Deep Check — `/readyz` (Dependencies Ready)
Verifies all dependencies are reachable before marking the instance ready to serve traffic:
# Django view — deep readiness check
import time
from django.db import connections
from django.core.cache import cache
from django.http import JsonResponse
def readyz(request):
"""Readiness probe — are all dependencies available?"""
checks = {}
status = 200
# Database check
try:
connections['default'].ensure_connection()
checks['database'] = 'ok'
except Exception as e:
checks['database'] = str(e)
status = 503
# Cache check
try:
cache.set('health_check', '1', timeout=5)
assert cache.get('health_check') == '1'
checks['cache'] = 'ok'
except Exception as e:
checks['cache'] = str(e)
status = 503
return JsonResponse(
{"status": "ok" if status == 200 else "degraded", "checks": checks},
status=status
)
Kubernetes Probe Separation
Kubernetes distinguishes three probe types — use the right endpoint for each:
containers:
- name: app
livenessProbe:
httpGet:
path: /healthz # Shallow — restart if dead
port: 8000
initialDelaySeconds: 10
periodSeconds: 10
failureThreshold: 3
readinessProbe:
httpGet:
path: /readyz # Deep — remove from LB if not ready
port: 8000
initialDelaySeconds: 5
periodSeconds: 5
failureThreshold: 2
startupProbe:
httpGet:
path: /healthz # Allow slow startup before liveness kicks in
port: 8000
failureThreshold: 30
periodSeconds: 10
Never point livenessProbe at a deep check.

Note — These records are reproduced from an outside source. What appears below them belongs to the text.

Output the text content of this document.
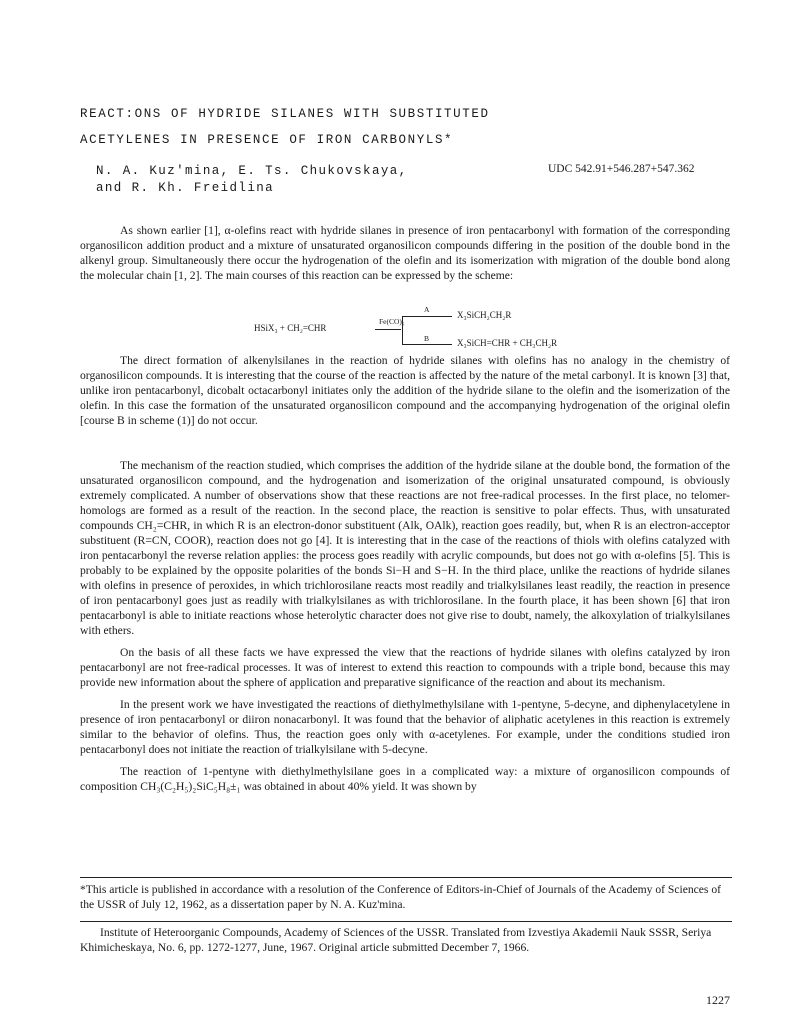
REACT:ONS OF HYDRIDE SILANES WITH SUBSTITUTED
ACETYLENES IN PRESENCE OF IRON CARBONYLS*
N. A. Kuz'mina, E. Ts. Chukovskaya,
and R. Kh. Freidlina
UDC 542.91+546.287+547.362

As shown earlier [1], α-olefins react with hydride silanes in presence of iron pentacarbonyl with formation of the corresponding organosilicon addition product and a mixture of unsaturated organosilicon compounds differing in the position of the double bond in the alkenyl group. Simultaneously there occur the hydrogenation of the olefin and its isomerization with migration of the double bond along the molecular chain [1, 2]. The main courses of this reaction can be expressed by the scheme:

HSiX₃ + CH₂=CHR
Fe(CO)₅
A
B
X₃SiCH₂CH₂R
X₃SiCH=CHR + CH₃CH₂R

The direct formation of alkenylsilanes in the reaction of hydride silanes with olefins has no analogy in the chemistry of organosilicon compounds. It is interesting that the course of the reaction is affected by the nature of the metal carbonyl. It is known [3] that, unlike iron pentacarbonyl, dicobalt octacarbonyl initiates only the addition of the hydride silane to the olefin and the isomerization of the olefin. In this case the formation of the unsaturated organosilicon compound and the accompanying hydrogenation of the original olefin [course B in scheme (1)] do not occur.

The mechanism of the reaction studied, which comprises the addition of the hydride silane at the double bond, the formation of the unsaturated organosilicon compound, and the hydrogenation and isomerization of the original unsaturated compound, is obviously extremely complicated. A number of observations show that these reactions are not free-radical processes. In the first place, no telomer-homologs are formed as a result of the reaction. In the second place, the reaction is sensitive to polar effects. Thus, with unsaturated compounds CH₂=CHR, in which R is an electron-donor substituent (Alk, OAlk), reaction goes readily, but, when R is an electron-acceptor substituent (R=CN, COOR), reaction does not go [4]. It is interesting that in the case of the reactions of thiols with olefins catalyzed with iron pentacarbonyl the reverse relation applies: the process goes readily with acrylic compounds, but does not go with α-olefins [5]. This is probably to be explained by the opposite polarities of the bonds Si−H and S−H. In the third place, unlike the reactions of hydride silanes with olefins in presence of peroxides, in which trichlorosilane reacts most readily and trialkylsilanes least readily, the reaction in presence of iron pentacarbonyl goes just as readily with trialkylsilanes as with trichlorosilane. In the fourth place, it has been shown [6] that iron pentacarbonyl is able to initiate reactions whose heterolytic character does not give rise to doubt, namely, the alkoxylation of trialkylsilanes with ethers.

On the basis of all these facts we have expressed the view that the reactions of hydride silanes with olefins catalyzed by iron pentacarbonyl are not free-radical processes. It was of interest to extend this reaction to compounds with a triple bond, because this may provide new information about the sphere of application and preparative significance of the reaction and about its mechanism.

In the present work we have investigated the reactions of diethylmethylsilane with 1-pentyne, 5-decyne, and diphenylacetylene in presence of iron pentacarbonyl or diiron nonacarbonyl. It was found that the behavior of aliphatic acetylenes in this reaction is extremely similar to the behavior of olefins. Thus, the reaction goes only with α-acetylenes. For example, under the conditions studied iron pentacarbonyl does not initiate the reaction of trialkylsilane with 5-decyne.

The reaction of 1-pentyne with diethylmethylsilane goes in a complicated way: a mixture of organosilicon compounds of composition CH₃(C₂H₅)₂SiC₅H₈±₁ was obtained in about 40% yield. It was shown by

*This article is published in accordance with a resolution of the Conference of Editors-in-Chief of Journals of the Academy of Sciences of the USSR of July 12, 1962, as a dissertation paper by N. A. Kuz'mina.

Institute of Heteroorganic Compounds, Academy of Sciences of the USSR. Translated from Izvestiya Akademii Nauk SSSR, Seriya Khimicheskaya, No. 6, pp. 1272-1277, June, 1967. Original article submitted December 7, 1966.

1227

If your database goes down, a liveness probe returning 503 causes Kubernetes to restart all pods simultaneously, making an outage catastrophic instead of partial.
Response Design
Health check responses should be consistent and machine-parseable:
// Healthy — HTTP 200
{
"status": "ok",
"version": "v2026.2.14.1",
"uptime_seconds": 3842,
"checks": {
"database": "ok",
"cache": "ok",
"queue": "ok"
}
}
// Unhealthy — HTTP 503
{
"status": "degraded",
"checks": {
"database": "connection refused: 127.0.0.1:5432",
"cache": "ok",
"queue": "ok"
}
}
Return 200 for healthy and 503 for unhealthy. Some teams use 200 with a degraded body — but load balancers check the status code, not the body, so returning 200 for an unhealthy instance defeats the purpose.
Graceful Shutdown Signaling
When a deployment or scaling event terminates an instance, the health check is your mechanism to signal the load balancer to stop sending new traffic:
import signal
import threading
# Global flag — set to True when shutdown begins
_shutting_down = threading.Event()
def handle_sigterm(signum, frame):
_shutting_down.set()
signal.signal(signal.SIGTERM, handle_sigterm)
def readyz(request):
if _shutting_down.is_set():
# Tell load balancer we are draining — stop sending new requests
return JsonResponse({"status": "shutting_down"}, status=503)
# ... normal readiness checks
The sequence during a graceful shutdown:
- SIGTERM received → set
_shutting_downflag /readyzstarts returning 503- Load balancer health check fails → stops routing new requests to this instance
- In-flight requests complete
- Process exits cleanly
AWS ALB deregistration delay (default 300s) provides a buffer — the instance continues receiving traffic already in-flight during this window even after deregistration begins.